The justices said the verdict could not stand because the fairness of the trial was compromised by outside interference with the jury. That made the case a stark test of due-process safeguards in a high-profile prosecution: not whether the evidence against Murdaugh was strong enough to convince jurors, but whether the process that produced the verdict remained clean enough to trust.
The original trial drew intense national attention long before the appeal. It was tied to Murdaugh’s broader financial-crimes scandal and disbarment, turning the murder proceedings into a front-page obsession that spread far beyond South Carolina. The new ruling keeps that broader saga alive, but shifts the focus back to the integrity of the courtroom itself.

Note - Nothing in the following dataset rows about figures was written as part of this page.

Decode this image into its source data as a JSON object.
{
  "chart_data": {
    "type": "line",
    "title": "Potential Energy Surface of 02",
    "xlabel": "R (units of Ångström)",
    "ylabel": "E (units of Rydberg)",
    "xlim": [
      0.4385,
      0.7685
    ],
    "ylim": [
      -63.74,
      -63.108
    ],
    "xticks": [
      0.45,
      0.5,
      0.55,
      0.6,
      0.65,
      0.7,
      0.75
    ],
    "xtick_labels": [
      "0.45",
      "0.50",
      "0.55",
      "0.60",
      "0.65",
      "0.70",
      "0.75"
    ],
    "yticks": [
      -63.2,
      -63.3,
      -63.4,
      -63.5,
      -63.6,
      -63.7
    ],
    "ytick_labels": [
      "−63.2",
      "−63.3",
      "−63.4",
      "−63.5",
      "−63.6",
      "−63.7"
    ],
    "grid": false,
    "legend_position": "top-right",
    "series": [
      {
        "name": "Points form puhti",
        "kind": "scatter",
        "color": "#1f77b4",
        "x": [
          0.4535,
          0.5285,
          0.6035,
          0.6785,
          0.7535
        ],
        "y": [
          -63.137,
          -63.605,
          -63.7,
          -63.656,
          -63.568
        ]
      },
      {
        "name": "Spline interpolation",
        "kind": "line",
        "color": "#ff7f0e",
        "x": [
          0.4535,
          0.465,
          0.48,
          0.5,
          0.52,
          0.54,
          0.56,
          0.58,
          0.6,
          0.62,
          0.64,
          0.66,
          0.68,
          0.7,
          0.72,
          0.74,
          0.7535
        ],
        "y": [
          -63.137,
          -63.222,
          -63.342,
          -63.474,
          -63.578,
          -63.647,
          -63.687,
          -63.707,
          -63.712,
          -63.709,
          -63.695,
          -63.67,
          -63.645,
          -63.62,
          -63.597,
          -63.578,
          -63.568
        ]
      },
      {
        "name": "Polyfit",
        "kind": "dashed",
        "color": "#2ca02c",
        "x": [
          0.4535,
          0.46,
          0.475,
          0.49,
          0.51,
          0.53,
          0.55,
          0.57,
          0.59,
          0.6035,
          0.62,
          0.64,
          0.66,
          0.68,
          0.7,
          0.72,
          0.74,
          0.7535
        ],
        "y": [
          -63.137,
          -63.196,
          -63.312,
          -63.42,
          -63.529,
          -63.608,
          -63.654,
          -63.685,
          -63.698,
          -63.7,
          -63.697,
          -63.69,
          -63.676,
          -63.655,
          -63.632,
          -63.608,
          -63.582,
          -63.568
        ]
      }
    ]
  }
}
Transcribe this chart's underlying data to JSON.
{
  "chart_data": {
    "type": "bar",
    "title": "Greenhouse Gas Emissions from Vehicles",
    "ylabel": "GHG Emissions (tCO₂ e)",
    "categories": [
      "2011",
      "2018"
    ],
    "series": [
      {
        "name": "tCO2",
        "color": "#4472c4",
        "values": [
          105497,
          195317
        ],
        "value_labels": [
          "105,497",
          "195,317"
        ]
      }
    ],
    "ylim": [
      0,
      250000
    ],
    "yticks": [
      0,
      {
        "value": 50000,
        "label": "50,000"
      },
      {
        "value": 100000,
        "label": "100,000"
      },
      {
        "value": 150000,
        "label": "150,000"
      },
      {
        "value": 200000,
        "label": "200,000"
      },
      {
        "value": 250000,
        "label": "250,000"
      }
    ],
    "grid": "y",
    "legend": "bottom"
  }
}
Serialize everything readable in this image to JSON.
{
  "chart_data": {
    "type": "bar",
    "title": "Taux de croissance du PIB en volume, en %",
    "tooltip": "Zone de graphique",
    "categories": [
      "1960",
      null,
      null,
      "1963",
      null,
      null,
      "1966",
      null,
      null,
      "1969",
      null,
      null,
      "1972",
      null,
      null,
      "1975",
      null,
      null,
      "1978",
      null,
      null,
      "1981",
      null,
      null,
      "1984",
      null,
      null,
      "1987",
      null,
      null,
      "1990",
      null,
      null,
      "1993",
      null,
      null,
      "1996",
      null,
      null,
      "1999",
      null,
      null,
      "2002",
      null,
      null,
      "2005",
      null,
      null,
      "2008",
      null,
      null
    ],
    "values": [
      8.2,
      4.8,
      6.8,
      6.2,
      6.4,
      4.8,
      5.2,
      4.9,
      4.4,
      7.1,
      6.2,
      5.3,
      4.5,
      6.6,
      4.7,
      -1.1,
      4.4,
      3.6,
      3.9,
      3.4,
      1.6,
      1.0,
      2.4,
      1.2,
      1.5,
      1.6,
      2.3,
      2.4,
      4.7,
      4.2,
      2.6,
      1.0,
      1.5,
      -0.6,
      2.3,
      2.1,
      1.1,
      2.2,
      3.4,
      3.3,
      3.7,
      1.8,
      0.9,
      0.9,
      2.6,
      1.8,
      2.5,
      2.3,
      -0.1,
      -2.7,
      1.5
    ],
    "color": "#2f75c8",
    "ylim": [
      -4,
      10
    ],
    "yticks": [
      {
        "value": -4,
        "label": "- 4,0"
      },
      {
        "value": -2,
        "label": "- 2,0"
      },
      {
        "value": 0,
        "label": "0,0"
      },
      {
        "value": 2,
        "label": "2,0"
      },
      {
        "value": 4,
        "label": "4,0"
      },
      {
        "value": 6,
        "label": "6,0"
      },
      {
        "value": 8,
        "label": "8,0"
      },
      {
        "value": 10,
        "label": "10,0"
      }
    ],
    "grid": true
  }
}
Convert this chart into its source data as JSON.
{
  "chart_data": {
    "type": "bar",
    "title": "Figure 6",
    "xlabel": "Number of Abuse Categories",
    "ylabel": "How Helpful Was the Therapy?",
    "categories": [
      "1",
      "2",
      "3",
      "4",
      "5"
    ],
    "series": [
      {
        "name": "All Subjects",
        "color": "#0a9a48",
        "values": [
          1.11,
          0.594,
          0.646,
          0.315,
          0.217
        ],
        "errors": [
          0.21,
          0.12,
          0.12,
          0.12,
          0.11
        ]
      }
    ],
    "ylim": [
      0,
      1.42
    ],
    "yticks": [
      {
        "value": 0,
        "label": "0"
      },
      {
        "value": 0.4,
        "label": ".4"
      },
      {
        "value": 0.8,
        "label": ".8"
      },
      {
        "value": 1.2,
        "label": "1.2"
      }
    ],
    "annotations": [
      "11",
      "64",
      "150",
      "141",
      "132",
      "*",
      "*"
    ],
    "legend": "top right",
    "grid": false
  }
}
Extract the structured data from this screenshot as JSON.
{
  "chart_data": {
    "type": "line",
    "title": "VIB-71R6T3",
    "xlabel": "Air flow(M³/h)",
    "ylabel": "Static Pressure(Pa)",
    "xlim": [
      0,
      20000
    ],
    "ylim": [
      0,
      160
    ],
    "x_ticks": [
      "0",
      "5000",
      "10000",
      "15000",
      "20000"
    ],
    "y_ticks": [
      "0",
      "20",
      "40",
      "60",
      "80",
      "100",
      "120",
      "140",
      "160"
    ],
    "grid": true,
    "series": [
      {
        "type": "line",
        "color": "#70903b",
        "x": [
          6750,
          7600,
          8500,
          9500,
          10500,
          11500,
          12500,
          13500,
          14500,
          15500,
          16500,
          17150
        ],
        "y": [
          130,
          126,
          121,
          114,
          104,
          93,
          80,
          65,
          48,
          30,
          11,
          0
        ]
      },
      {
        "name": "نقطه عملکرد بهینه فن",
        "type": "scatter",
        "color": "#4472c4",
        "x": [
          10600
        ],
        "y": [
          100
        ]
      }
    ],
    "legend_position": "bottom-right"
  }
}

At the original trial in Columbia, South Carolina, jurors heard five weeks of testimony from more than 70 witnesses before reaching a guilty verdict. CBS News reported that the jury deliberated for less than three hours before convicting Murdaugh on all counts, while ABC News said deliberations lasted nearly three hours after the lengthy presentation of evidence. The speed of that verdict only heightened the scrutiny that followed.
Now the case returns to the legal system with the central question not erased, but reset. The Supreme Court’s decision means prosecutors must try again if they want to secure convictions that can survive appellate review. In a case already defined by wealth, power and collapse, the court has made clear that even the most notorious homicide prosecution can be undone when the line between court administration and jury influence is crossed.